Jak to często bywa w takich sytuacjach, walka z manspreadingiem wzbudziła sporo kontrowersji. Niektórzy otwarcie wypowiedzieli się przeciwko metodom stosowanym przez krytyków w celu potępienia tego zjawiska. W rzeczywistości zazwyczaj przesyłają one zdjęcia w sieciach społecznościowych, w których mężczyźni są przedstawiani siedząc, w rzeczywistości z otwartymi nogami. Zdaniem wielu byłoby to rażące naruszenie prywatności, bo bohaterowie ujęć, mimo że ich twarze są przyciemnione, nadal są łatwo rozpoznawalni, a przez to narażeni na ewentualny medialny pręgierz. Z drugiej strony, dziennikarka feministyczna Cathy Young, „grzechy” benaltryzmu i określa tę kwestię jako „pseudo feminizm”, ponieważ jest zajęta martwienie się błahymi sprawami, takimi jak rozrzucanie mężczyzn, a nie problemami, które poważnie dotykają kobiety.

© Getty Images

Są też tacy, którzy, jak dziennikarz specjalizujący się w fitness Lou Schuler, uważają, że manspreading jest zjawiskiem naturalnym i mimowolnym, ze względu na budowę fizyczną mężczyzn, którzy, aby czuć się naprawdę komfortowo, nie mogą nie siedzieć w ten sposób, zwłaszcza biorąc pod uwagę „dodatkową” obecność, jaką mają między nogami.

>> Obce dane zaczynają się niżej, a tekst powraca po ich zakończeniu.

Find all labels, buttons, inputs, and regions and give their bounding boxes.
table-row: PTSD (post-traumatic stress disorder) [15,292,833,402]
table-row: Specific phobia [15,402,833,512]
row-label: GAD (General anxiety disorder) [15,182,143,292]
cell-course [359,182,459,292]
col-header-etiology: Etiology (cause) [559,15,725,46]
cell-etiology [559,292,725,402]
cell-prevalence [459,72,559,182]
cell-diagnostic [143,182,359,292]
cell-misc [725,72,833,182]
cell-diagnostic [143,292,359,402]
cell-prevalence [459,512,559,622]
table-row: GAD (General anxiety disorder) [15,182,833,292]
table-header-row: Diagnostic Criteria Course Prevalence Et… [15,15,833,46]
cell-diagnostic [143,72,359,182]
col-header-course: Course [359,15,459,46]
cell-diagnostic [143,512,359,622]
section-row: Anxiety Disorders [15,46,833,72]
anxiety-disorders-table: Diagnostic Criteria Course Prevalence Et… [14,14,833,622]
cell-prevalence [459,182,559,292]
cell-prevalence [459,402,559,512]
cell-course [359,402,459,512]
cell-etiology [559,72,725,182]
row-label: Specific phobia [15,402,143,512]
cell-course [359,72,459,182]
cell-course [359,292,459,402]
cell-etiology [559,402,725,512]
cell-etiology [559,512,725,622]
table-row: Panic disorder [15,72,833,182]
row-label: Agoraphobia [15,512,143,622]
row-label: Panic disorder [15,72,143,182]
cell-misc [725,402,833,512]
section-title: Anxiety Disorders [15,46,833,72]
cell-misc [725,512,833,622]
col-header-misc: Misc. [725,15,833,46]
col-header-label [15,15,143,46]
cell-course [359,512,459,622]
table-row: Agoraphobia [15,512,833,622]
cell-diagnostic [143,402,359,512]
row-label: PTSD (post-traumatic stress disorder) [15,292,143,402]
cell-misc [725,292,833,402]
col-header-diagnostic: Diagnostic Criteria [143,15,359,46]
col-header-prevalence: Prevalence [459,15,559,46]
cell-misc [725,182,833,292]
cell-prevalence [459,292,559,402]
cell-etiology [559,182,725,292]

To uzasadnienie na pewno nie uspokoiło kontrowersji, wręcz przeciwnie, są tacy, którzy zdecydowali się odpowiedzieć, wskazując, że kobiety też mają „obciążenie” na ciele, czyli piersiach, ale nie chodzą z rękami , szeroko otwarte. Dla badaczki Tanyi Vacharkulksemsuk byłaby to jednak kwestia natury społecznej, ponieważ rozstawione nogi byłyby synonimem męskości, a zatem wręcz przeciwnie, gdyby mężczyźni siedzieli ze skrzyżowanymi nogami, w pozycji zwykle przyjmowanej przez kobiety, będzie wskazywany jako „zniewieściały”.

© Getty Images

Problem płci

Z jakiejkolwiek perspektywy na to patrzysz, jasne jest, że nie jest to po prostu kwestia wygody, ale pełnoprawny problem płci. W rzeczywistości męskie rozrzucanie ma głębsze znaczenie jako metafora kondycji kobiet na świecie. W rzeczywistości mężczyźni mają znacznie więcej miejsca, nie tylko w autobusach, ale także w społeczeństwie, niż ich odpowiedniki płci żeńskiej. Wystarczy pomyśleć o polityce lub zarządach firm, w których kobiety są wciąż tylko białymi muchami. Dlatego przeciwdziałanie rozrzutom oznacza dla wielu z nas zdobycie – choć minimalnej – dodatkowej przestrzeni i wreszcie zobaczenie, jak nasza obecność jest rozpoznawana, a nie zmiażdżona. Co więcej, jeśli zastanowimy się, ile czasu w naszym życiu spędzamy w transporcie publicznym, rozumiemy, że chęć wygodnego podróżowania nie jest bez znaczenia.